Rep. Shea introduces bill to repeal I-1639

By: 
Roger Harnack
Publisher

A Northeast Washington lawmaker has introduced a bill to overturn gun-control measures enacted under Initiative 1639.
On Tuesday, Rep. Matt Shea, R-Spokane Valley, introduced House Bill 2103 to overturn the initiative approved in November mostly by voters in the Olympia-to-Bellingham metropolitan corridor along Interstate 5.
“Initiative 1639 is unconstitutional in many respects and punishes law-abiding citizens, while doing nothing to keep firearms away from criminals,” Shea said while introducing the legislation.
The bill essentially strips language added to state gun laws after the passage of I-1639.
East of the Cascade Mountains, voters in 18 of 20 counties rejected the measure; Lincoln County led the opposition with more than 75 percent of voters rejecting the initiative that raises the age to purchase a semi-automatic rifle to 21, redefines those firearms as “assault rifles,” mandates more stringent background checks and training, and makes owners criminally liable if their gun is used in an incident — even if its stolen.
Only voters in Spokane and Whitman counties favored the measure on the east side of the state.
In Western Washington, the measure passed in 11 of 20 counties, nine of which contain large cities.
Shea's bill faces an uphill fight as state law requires 75 percent of lawmakers to support overturning a measure passed by voters.

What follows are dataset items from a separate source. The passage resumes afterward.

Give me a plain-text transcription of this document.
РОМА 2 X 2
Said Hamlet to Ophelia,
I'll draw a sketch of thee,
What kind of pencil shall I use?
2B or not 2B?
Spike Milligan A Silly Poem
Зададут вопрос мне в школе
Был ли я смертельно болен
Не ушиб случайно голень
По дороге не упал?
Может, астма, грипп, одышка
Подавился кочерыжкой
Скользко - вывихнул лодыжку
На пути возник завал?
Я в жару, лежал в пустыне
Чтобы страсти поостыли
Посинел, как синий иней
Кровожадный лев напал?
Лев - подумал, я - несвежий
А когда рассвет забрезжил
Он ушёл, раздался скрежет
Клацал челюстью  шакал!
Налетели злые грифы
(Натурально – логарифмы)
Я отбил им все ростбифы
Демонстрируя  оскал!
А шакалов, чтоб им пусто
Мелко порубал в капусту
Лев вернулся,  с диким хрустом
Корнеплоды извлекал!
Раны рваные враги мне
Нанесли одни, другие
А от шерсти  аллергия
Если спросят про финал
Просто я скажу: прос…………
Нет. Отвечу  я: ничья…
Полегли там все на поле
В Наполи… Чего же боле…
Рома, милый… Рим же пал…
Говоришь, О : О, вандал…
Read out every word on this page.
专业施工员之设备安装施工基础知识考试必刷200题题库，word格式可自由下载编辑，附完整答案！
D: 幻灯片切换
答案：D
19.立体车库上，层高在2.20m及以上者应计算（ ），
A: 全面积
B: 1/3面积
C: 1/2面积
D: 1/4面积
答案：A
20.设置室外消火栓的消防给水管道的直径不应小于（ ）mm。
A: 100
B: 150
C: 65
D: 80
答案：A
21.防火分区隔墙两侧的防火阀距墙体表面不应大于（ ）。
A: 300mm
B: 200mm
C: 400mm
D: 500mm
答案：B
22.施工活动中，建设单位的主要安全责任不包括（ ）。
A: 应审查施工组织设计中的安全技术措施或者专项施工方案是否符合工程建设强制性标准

But Shea is not alone in his opposition to the measure.
At least 23 county sheriffs have said they will not enforce the law. And the National Rifle Association and Second Amendment Foundation have challenged I-1639 constitutionality in U.S. District Court.
Only three sheriffs have publicly stated they will enforce the measure now. They are Walla Walla County Sheriff Mark Krider, Clark County Sheriff Wade Majers and Thurston County Sheriff John Snaza.
In addition to opposition from a majority of the sheriffs across the state, rural residents and firearms dealers have voiced opposition.
Some firearms dealers, like Matt Cieslar of Talos Tactical in West Richland, continue to sell firearms to adults ages 18-20 because of a loophole in the law.
The loophole closes July 1, when the semi-automatic rifles become redefined under state law as “assault rifles.” And the language of the law restricts the sale of “assault rifles,” but does not restrict the sale of semi-automatic rifles.
“Initiative 1639 is unconstitutional in many respects and punishes law-abiding citizens, while doing nothing to keep firearms away from criminals,” Shea said. “We live in a Republic, not a Democracy. A Republic is based on the rule of law which means every law that is passed must be constitutional.
“It is very clear this initiative is not, and thus the reason for the repeal.”